Date: 27.7.2022
More and more bacteria are becoming resistant to antibiotics. Bacteriophages are one alternative in the fight against bacteria. These viruses attack very particular bacteria in a highly specific way. Now a Munich research team has developed a new way to produce bacteriophages efficiently and without risk.
The cornerstone of the new technology, which is already in the patent application process and is now being used in new research at TUM, is a special nutrient solution in which the bacteriophages form and reproduce. The nutrient solution consists of an E. coli extract and contains no viable cells; this is a fundamental difference from previous bacteriophage production methods, which traditionally used cell cultures with potentially infectious strains of bacteria.

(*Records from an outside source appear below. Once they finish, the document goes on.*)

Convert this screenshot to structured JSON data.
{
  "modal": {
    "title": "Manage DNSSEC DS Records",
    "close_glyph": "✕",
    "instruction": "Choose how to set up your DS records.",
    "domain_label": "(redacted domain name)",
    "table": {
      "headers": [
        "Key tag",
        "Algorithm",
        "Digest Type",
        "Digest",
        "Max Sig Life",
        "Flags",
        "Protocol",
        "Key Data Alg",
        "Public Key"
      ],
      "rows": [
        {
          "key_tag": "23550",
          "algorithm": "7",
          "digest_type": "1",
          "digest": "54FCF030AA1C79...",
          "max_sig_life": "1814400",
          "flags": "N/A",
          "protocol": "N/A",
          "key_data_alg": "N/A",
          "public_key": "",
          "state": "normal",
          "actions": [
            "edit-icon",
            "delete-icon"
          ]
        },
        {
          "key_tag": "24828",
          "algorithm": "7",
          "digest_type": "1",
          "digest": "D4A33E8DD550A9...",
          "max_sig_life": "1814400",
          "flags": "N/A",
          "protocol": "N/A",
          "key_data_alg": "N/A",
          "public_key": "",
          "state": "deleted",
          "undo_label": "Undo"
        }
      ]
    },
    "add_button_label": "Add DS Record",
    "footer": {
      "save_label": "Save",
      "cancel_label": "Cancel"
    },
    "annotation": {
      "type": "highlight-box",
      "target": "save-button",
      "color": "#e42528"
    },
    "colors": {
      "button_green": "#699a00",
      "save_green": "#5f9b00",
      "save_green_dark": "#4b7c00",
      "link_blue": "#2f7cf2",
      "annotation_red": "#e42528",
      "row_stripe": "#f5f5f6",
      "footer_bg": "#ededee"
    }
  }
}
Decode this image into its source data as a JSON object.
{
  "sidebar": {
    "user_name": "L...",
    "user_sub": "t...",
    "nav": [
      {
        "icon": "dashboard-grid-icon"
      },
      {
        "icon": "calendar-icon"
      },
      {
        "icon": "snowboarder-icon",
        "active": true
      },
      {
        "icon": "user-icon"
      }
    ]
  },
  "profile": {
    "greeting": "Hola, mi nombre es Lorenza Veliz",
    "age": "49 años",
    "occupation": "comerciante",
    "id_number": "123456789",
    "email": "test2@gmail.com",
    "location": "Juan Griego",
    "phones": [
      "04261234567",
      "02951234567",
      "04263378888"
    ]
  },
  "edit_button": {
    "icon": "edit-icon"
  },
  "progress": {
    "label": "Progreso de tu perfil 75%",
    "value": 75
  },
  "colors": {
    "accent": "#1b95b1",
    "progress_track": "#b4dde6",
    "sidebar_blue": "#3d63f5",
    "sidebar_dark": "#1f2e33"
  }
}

In the TUM labs, the Munich team has now been able to demonstrate targeted production of bacteriophages in the cell-free nutrient solution: The only component needed is the genome – the plain DNA – of the desired viruses. The genome contains the entire blueprint for the formation of the bacteriophages. When the DNA is injected into the nutrient solution containing the molecular components and enzymes of the E. coli bacterium, the proteins assemble according to the blueprint. Thousands of identical copies are generated in just a few seconds.
"This production method is not only fast and efficient, but it's also very clean – the process eliminates contamination by bacterial toxins or other bacteriophages, which are a possible complications in cell cultures," says Gil Westmeyer, Professor of Neurobiological Engineering at the Technical University of Munich (TUM) and Director of the Institute for Synthetic Biomedicine at Helmholtz Munich.